May blame the therapist for not helping him even though he couldn’t make much progress because he isn’t trying.

May look for special treatment, especially around the boundaries of the therapy.



Countertransference toward Victim Client

Sympathizing with the client’s pain and problems.

Encouraging the client and giving suggestions for actions to take. Attempted rescue.

Guilt about not meeting the client’s needs or about not helping the client.
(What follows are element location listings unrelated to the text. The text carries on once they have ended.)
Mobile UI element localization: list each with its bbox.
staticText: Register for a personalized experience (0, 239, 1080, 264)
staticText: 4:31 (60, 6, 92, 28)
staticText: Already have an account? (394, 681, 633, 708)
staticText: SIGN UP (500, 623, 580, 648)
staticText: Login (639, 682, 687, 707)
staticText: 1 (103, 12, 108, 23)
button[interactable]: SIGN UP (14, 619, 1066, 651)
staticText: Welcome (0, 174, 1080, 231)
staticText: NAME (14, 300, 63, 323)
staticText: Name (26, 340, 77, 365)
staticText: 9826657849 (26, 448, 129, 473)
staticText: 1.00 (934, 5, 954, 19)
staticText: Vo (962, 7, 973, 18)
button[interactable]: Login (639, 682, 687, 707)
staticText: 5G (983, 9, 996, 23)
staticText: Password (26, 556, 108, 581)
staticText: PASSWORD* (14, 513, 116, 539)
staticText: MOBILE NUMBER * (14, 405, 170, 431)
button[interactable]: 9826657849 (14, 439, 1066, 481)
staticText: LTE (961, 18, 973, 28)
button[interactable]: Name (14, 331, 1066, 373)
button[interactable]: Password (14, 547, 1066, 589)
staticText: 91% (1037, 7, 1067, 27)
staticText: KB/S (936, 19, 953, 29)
Frustration and resentment toward the client.



Countertransference of Victim Therapist

If client challenges therapist, she tends to turn everything back onto the client as transference, without considering if any part of the challenge is valid.

If therapy is not working, therapist tends to blame the client (in talking to colleagues or supervisors) rather than examine herself. Sees the client as impossible.

If client is difficult, feels victimized rather than seeking consultation or working on treatment strategy.



TREATMENT



Understanding Needed by Client

That he is invested in the victim stance.



Access (core issue)

Being spoiled (difficult)



Access (healthy capacity)

Desire to be in charge of his life.



Healing Reponses

Appreciation for responsibility and assertiveness



Other Interventions

Frequently the victim client must be challenged about his investment in being a victim. This must be done firmly and caringly, and often repeatedly. However, if an angry victim is blaming the therapist for his problems, then you can’t challenge him because it will just seem defensive.

Have clear, firm boundaries around the therapy.